How The Rug Was Pulled From Under My Feet

Home after nearly two weeks away and trying to feel positive after my appointment with the mental health team I find myself desperately wondering how to deal with this.

Back home again and I make myself a much deserved cup of tea. As hard as it is to be here I try to keep myself positive with the good feelings of coming back. Home is my comfort blanket, where I feel most secure.

In the five years that we have been together me and the husband have lived in four different places across two different counties, this is the first house that has truly become home. I wallpapered the front room with indulgent Cath Kidston wallpaper when I was eight months pregnant, a treat with some money we had after getting married the previous summer.

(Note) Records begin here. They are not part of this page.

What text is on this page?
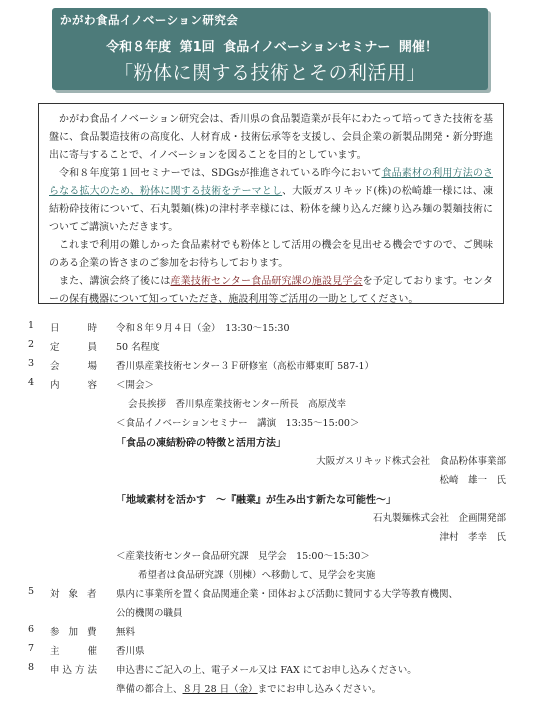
かがわ食品イノベーション研究会
令和８年度 第1回 食品イノベーションセミナー 開催！
「粉体に関する技術とその利活用」

かがわ食品イノベーション研究会は、香川県の食品製造業が長年にわたって培ってきた技術を基盤に、食品製造技術の高度化、人材育成・技術伝承等を支援し、会員企業の新製品開発・新分野進出に寄与することで、イノベーションを図ることを目的としています。

令和８年度第１回セミナーでは、SDGsが推進されている昨今において食品素材の利用方法のさらなる拡大のため、粉体に関する技術をテーマとし、大阪ガスリキッド(株)の松崎雄一様には、凍結粉砕技術について、石丸製麺(株)の津村孝幸様には、粉体を練り込んだ練り込み麺の製麺技術についてご講演いただきます。

これまで利用の難しかった食品素材でも粉体として活用の機会を見出せる機会ですので、ご興味のある企業の皆さまのご参加をお待ちしております。

また、講演会終了後には産業技術センター食品研究課の施設見学会を予定しております。センターの保有機器について知っていただき、施設利用等ご活用の一助としてください。

1	日　　時	令和８年９月４日（金）　13:30～15:30
2	定　　員	50 名程度
3	会　　場	香川県産業技術センター３Ｆ研修室（高松市郷東町 587-1）
4	内　　容	＜開会＞
会長挨拶　香川県産業技術センター所長　高原茂幸
＜食品イノベーションセミナー　講演　13:35～15:00＞
「食品の凍結粉砕の特徴と活用方法」
大阪ガスリキッド株式会社　食品粉体事業部
松崎　雄一　氏
「地域素材を活かす　～『融業』が生み出す新たな可能性～」
石丸製麺株式会社　企画開発部
津村　孝幸　氏
＜産業技術センター食品研究課　見学会　15:00～15:30＞
希望者は食品研究課（別棟）へ移動して、見学会を実施
5	対 象 者	県内に事業所を置く食品関連企業・団体および活動に賛同する大学等教育機関、
公的機関の職員
6	参 加 費	無料
7	主　　催	香川県
8	申込方法	申込書にご記入の上、電子メール又は FAX にてお申し込みください。
準備の都合上、８月 28 日（金）までにお申し込みください。
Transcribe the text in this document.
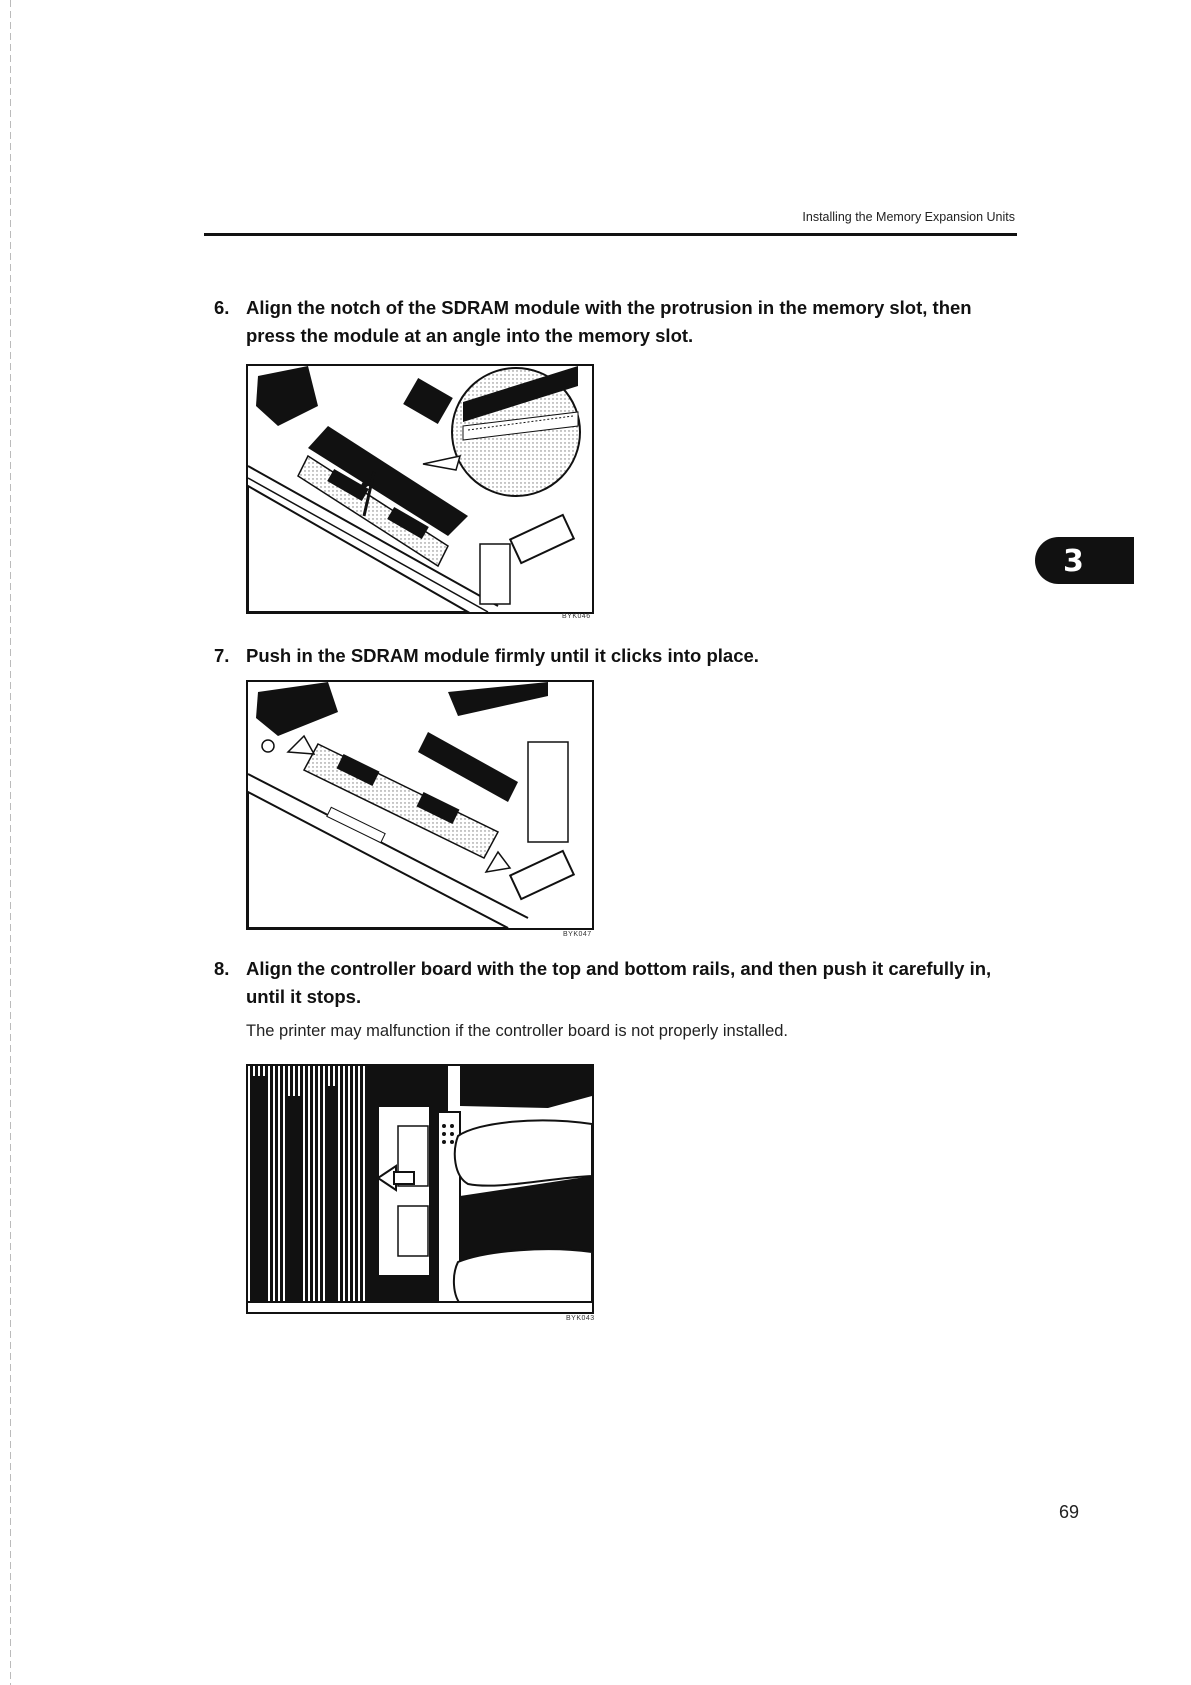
Installing the Memory Expansion Units
6. Align the notch of the SDRAM module with the protrusion in the memory slot, then press the module at an angle into the memory slot.
BYK046
7. Push in the SDRAM module firmly until it clicks into place.
BYK047
8. Align the controller board with the top and bottom rails, and then push it carefully in, until it stops.
The printer may malfunction if the controller board is not properly installed.
BYK043
3
69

I gave birth here, this will always be the house where I had my baby.

I’ve spent months framing and hanging pictures and photos, decorating Beans room to make it nice for her – I do love this place and reminding myself makes me feel a bit better about being back.

I sat on the sofa with the husband and filled him in on all that was said at my appointment. Once I had been over everything and explained things as best as I could he looked up and said ‘I’m sorry’.

‘No, I’m sorry. This is all so horrible and it’s all because of me.’

He couldn’t meet my eye. ‘No, it’s ok. None of this is your fault. I’m sorry because of something else.’

My head falls into my hands as I ask ‘what’s happened?’

Our landlord is selling the house. Not in weeks or months, our first viewing is on Saturday.

Evenings are now filled with frantic what are we going to do discussions. Do we urgently try to get a mortgage, speak to our landlord and ask him to wait while we sort it out on the promise that we will buy this house from him in a couple of months? Do we get tied up in renting again, rendering us unable to save and run the risk of the situation repeating itself?

The likelihood is that come the end of May we will have nowhere to go, no savings, no security.

Right now this is the last thing that I can cope with. On top of everything else, what do I do?